Story points
are dead.

A framework for estimating software work in dollars of LLM inference — not hours, not abstract points. Honest, falsifiable, calibrated to 2026.

● v0.1 — open source ● CC BY 4.0 ● Community-driven

Hours lied. Story points were a costume.

For 20 years we estimated software in points — an abstract, unfalsifiable unit invented to dodge the obvious failures of hour estimates. It worked, sort of, when humans wrote every line of code.

That world is gone. In 2026, agents write the first draft of most production code. The bottleneck is no longer "how long will a developer type this?" — it's "how many turns of inference, with which model, against which codebase, will it take to ship?"

That question has a real answer in dollars. The token cost is on the API invoice every month. Ignored. TokenPoints is a planning vocabulary built around using it.

A sizing scale anchored in USD.

Five buckets, plus a "spike first" escape hatch for unknown work. The numbers are starting anchors — every team recalibrates with its own data after two sprints.

Size
Pattern
Cost (USD)
XS
Pinpoint edit, autocomplete-heavy
< $1
S
Single-file feature or bug, 5–15 turns
$1 – $8
M
Multi-file feature, 15–40 turns
$8 – $40
L
Refactor, deep debug, cross-module
$40 – $160
XL
Architectural change, multi-system
$160 – $400
??
Spike first — investigate before sizing
time-boxed

Anything above XL must be decomposed. If you can't decompose it, you don't understand it yet — that's a spike.

FAQ

Real questions from the community. If yours isn't here, open an issue.
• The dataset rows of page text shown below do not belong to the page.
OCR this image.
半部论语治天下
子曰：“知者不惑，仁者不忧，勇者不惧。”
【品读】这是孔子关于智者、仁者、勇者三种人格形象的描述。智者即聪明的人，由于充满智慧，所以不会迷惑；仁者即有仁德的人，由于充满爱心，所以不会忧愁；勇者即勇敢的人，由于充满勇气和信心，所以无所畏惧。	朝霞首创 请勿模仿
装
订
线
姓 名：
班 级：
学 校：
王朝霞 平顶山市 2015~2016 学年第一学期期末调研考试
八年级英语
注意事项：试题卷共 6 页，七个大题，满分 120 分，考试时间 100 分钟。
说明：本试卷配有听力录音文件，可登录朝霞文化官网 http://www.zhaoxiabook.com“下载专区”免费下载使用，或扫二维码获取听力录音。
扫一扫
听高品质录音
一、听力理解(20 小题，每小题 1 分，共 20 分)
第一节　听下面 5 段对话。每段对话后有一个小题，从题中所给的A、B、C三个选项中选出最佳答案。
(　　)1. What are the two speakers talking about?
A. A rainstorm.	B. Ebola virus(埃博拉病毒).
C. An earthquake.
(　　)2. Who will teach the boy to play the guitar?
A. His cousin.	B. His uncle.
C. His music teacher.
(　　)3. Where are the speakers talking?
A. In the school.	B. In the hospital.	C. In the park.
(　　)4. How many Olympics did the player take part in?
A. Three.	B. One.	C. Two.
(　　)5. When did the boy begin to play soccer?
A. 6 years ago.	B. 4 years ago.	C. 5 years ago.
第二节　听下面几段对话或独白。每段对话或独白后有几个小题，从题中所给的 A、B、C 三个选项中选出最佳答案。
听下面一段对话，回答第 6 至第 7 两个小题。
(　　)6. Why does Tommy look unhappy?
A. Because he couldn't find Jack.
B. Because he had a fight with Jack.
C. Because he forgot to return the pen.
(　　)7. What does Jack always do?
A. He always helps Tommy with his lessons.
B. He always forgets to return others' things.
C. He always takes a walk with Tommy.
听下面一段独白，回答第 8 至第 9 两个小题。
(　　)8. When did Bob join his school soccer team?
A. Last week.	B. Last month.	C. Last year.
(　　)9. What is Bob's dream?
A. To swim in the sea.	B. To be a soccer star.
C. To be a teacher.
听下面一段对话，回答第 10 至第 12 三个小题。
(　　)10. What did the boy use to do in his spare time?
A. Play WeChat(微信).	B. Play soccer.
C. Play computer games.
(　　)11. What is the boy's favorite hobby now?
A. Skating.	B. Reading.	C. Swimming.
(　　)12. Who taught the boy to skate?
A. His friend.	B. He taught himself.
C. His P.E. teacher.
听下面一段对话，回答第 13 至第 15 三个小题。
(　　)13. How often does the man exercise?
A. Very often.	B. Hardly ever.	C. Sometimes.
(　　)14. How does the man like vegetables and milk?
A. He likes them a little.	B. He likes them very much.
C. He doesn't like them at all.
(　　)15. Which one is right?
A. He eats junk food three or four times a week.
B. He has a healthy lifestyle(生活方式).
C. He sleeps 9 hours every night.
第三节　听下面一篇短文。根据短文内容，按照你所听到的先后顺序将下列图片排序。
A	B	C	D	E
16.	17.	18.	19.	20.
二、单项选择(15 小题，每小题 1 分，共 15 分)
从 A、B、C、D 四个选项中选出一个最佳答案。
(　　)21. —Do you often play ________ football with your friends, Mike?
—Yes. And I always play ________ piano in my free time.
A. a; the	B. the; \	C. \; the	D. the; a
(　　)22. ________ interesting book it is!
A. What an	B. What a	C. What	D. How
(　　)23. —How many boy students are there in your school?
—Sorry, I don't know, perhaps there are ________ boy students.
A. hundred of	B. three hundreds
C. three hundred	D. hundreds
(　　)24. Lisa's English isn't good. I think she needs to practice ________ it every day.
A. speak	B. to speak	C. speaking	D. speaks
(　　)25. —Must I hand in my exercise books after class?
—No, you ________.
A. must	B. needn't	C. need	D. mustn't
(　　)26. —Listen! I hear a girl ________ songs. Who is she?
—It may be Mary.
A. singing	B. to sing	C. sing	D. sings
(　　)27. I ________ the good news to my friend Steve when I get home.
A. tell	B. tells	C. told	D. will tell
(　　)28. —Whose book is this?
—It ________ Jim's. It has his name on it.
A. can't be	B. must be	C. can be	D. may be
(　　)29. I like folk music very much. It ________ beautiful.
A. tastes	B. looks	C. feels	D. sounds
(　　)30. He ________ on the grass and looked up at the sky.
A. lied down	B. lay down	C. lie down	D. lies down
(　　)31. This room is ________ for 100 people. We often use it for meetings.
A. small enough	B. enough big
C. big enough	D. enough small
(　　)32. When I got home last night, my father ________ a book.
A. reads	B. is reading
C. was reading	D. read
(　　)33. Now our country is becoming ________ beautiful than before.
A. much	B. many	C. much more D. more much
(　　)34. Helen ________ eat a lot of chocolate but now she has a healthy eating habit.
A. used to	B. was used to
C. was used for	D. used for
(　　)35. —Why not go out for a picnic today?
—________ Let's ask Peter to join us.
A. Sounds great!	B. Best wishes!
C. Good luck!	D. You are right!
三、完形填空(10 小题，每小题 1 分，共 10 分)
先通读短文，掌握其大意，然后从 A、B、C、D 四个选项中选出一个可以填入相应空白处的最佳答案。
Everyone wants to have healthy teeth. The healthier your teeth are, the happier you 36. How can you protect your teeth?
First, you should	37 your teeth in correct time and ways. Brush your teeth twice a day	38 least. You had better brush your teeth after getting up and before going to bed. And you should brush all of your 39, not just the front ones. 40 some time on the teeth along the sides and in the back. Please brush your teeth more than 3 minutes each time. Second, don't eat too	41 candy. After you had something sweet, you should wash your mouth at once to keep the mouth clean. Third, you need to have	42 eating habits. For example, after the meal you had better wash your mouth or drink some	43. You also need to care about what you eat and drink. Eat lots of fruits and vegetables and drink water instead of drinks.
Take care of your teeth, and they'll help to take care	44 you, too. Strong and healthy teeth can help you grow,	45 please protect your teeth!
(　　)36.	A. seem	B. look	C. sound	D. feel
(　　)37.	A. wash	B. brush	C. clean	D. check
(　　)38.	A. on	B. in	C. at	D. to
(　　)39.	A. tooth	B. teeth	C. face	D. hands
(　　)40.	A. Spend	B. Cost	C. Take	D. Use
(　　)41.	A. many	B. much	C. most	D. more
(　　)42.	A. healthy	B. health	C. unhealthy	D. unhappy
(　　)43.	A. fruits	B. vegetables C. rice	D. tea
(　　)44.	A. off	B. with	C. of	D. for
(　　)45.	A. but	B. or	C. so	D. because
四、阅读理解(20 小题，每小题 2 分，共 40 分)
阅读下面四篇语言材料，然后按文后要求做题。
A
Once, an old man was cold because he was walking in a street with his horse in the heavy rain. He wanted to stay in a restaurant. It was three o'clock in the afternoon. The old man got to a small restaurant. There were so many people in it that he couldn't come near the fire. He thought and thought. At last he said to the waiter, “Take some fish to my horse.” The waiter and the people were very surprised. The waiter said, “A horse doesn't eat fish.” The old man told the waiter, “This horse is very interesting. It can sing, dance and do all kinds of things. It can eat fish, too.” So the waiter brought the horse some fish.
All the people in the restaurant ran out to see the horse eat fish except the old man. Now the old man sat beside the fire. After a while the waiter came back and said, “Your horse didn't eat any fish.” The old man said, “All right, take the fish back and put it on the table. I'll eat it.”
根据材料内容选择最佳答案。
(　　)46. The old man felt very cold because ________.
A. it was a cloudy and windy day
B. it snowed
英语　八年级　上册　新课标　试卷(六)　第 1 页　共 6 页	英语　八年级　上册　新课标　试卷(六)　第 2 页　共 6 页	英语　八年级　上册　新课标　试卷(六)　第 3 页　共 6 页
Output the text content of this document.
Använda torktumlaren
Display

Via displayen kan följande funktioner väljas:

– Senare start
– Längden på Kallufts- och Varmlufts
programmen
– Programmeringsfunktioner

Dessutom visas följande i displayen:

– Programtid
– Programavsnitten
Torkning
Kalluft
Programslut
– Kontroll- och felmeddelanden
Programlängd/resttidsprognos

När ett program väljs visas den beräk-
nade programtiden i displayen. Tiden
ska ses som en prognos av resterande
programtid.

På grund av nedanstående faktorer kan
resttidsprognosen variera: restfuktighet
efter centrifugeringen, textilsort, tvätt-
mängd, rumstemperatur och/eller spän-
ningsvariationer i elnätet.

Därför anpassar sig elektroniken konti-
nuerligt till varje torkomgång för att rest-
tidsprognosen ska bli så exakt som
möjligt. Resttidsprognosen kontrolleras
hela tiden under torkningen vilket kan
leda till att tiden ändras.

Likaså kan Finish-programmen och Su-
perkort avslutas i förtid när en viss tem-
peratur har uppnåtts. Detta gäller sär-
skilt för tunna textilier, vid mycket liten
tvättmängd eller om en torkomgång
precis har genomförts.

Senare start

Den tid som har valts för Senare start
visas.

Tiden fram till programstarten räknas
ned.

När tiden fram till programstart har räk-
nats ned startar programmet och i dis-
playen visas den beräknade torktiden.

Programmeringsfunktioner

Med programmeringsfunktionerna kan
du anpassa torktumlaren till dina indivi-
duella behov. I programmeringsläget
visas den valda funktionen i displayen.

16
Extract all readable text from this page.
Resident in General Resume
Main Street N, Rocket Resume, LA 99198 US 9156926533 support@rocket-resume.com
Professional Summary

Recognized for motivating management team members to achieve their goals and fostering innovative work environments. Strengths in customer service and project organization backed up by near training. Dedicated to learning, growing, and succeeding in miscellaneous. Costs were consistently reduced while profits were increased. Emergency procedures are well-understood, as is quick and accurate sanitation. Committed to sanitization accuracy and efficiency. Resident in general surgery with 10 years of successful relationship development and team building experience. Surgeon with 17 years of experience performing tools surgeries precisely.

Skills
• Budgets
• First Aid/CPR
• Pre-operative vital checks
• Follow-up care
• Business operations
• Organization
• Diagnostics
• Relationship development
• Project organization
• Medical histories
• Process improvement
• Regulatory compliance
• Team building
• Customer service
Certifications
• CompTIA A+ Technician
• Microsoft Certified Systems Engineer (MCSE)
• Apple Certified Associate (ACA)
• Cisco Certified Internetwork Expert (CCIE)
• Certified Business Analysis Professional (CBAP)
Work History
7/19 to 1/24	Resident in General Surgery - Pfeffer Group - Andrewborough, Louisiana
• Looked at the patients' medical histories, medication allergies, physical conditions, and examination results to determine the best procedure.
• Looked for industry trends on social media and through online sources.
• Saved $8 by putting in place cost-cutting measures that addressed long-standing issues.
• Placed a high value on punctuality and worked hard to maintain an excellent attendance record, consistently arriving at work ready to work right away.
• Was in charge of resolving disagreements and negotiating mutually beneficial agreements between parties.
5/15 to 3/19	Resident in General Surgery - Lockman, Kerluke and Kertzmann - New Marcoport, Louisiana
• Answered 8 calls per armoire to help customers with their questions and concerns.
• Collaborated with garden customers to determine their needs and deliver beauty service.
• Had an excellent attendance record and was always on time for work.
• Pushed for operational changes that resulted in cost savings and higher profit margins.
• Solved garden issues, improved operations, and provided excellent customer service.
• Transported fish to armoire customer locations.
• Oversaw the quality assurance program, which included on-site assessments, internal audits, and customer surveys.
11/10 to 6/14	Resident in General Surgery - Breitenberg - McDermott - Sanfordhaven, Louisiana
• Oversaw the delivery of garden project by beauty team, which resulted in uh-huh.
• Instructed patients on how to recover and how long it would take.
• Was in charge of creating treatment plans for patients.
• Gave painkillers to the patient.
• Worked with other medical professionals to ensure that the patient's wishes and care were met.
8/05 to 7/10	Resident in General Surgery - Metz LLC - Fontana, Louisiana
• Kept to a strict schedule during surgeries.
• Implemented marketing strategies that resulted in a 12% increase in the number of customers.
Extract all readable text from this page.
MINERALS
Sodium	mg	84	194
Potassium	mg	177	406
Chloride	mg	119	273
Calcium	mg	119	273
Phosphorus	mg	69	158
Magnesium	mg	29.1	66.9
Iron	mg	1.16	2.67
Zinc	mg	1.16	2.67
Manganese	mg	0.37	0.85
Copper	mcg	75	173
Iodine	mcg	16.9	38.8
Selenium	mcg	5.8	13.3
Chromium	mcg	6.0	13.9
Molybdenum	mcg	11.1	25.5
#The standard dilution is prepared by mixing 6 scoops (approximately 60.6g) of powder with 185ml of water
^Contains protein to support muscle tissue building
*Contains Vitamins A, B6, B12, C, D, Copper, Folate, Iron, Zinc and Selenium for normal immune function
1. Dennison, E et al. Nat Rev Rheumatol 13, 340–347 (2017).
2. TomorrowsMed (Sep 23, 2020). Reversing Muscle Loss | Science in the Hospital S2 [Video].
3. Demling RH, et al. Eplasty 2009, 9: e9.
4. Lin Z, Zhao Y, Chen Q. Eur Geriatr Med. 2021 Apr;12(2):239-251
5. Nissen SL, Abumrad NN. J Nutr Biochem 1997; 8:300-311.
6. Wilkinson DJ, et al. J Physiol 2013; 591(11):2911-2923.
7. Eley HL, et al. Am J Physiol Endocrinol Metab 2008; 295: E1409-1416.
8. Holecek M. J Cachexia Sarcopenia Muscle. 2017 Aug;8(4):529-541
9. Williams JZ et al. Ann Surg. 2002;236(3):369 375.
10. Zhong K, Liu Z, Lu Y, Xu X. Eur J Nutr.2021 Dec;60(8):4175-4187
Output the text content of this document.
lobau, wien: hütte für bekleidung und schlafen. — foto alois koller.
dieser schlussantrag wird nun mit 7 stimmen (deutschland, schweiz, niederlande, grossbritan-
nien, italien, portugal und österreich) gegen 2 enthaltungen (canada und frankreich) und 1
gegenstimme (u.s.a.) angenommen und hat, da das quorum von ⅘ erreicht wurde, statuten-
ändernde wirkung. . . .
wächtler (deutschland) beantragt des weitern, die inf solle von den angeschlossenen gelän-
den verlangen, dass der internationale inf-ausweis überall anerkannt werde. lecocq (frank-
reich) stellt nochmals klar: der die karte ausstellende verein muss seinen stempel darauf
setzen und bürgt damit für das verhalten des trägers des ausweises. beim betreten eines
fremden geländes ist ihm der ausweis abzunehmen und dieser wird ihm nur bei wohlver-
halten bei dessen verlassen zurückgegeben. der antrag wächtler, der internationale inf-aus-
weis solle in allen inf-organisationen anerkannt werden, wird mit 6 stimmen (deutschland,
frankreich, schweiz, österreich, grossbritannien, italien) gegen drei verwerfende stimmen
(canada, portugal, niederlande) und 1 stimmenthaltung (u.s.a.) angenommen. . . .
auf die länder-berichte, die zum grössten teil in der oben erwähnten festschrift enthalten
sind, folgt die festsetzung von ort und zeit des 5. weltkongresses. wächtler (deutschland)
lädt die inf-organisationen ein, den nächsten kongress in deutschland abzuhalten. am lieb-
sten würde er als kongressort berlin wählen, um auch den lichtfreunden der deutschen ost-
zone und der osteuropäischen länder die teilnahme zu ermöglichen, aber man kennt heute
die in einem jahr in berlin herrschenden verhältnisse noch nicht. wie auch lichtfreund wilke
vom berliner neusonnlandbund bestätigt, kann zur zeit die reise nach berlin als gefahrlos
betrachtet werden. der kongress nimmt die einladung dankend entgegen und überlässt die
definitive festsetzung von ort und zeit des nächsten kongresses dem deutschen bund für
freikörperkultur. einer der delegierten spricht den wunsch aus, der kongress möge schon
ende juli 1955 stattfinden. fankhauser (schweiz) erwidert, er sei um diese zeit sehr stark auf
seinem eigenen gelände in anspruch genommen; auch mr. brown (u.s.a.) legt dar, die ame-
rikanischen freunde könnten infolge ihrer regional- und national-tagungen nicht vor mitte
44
Token usage varies wildly between runs. How can you estimate it?
The framework doesn't try to predict cost exactly. It gives teams a unit to track variance against. A task that varies 30x between runs is telling you something story points hid: the work has hidden complexity. Variance is the signal, not the noise.
Different models have different prices. How does the framework handle that?
With an explicit model multiplier baked in at estimation. Opus is roughly 5x Sonnet on input; Haiku roughly 0.2x. Calibration absorbs the rest based on your team's actual model mix. The methodology is universal — the multipliers are local to your context and the current pricing.
Is this only useful for large (XL) features?
No. The headline isn't the absolute dollar amount — it's the variance between estimate and actual. A $4 task that lands at $20 tells you what story points hid. Even XS tasks accumulate calibration data that compounds over sprints.
Who calculates the cost — a human or an AI?
Neither, manually. Your tooling already does it. Claude Code, Cursor, Aider, Copilot, the API consoles — they all log tokens per session. You read the number at PR-merge time and drop it in your tracking sheet. ~30 seconds of overhead per task. The data collection is essentially free.
Doesn't this only work after a tech spec exists?
Correct. That's exactly what the ?? size is for. If you can't decompose the work, you don't know its shape yet — forcing a number is fiction. Time-box a spike, produce sized sub-tasks, then estimate. Spike-first is the framework's release valve for genuine uncertainty.
Why not just budget at the project level (CapEx-style)?
The framework supports that — sprint capacity is a budget cap. The per-task layer just zooms in so you can investigate variance, which project-level budgets hide. Both work together. CapEx-style budgeting tells you how much; TokenPoints tells you where it went and why.
Can managers weaponize this for individual performance reviews?
Yes — and that's the framework's biggest risk. The manifesto explicitly forbids it. Comparing $/task between developers is the modern lines-of-code: it will be gamed, it will damage trust, and it measures the wrong thing. This is a hard rule, defended actively. Aggregate at the team level only.
How is this different from FinOps for engineering?
FinOps tracks aggregate spend for finance reporting. TokenPoints connects spend to tasks for planning, not just reporting after the fact. They're complementary — a calibrated TokenPoints practice generates the per-task data that makes engineering FinOps actually meaningful.
Does this work if my team uses OpenAI, Gemini, or other providers?
Yes. The framework is provider-agnostic. Substitute the model premium multipliers for your provider's pricing. The sizing scale, calibration playbook, and tracking templates work identically. Calibration absorbs the rest.
What if my team isn't using agents yet?
Then this framework solves a problem you don't have. Use whatever you used before. TokenPoints is only useful in proportion to how much of your work is actually agent-driven. Honest answer: if you're sub-30%, story points or hours are still fine.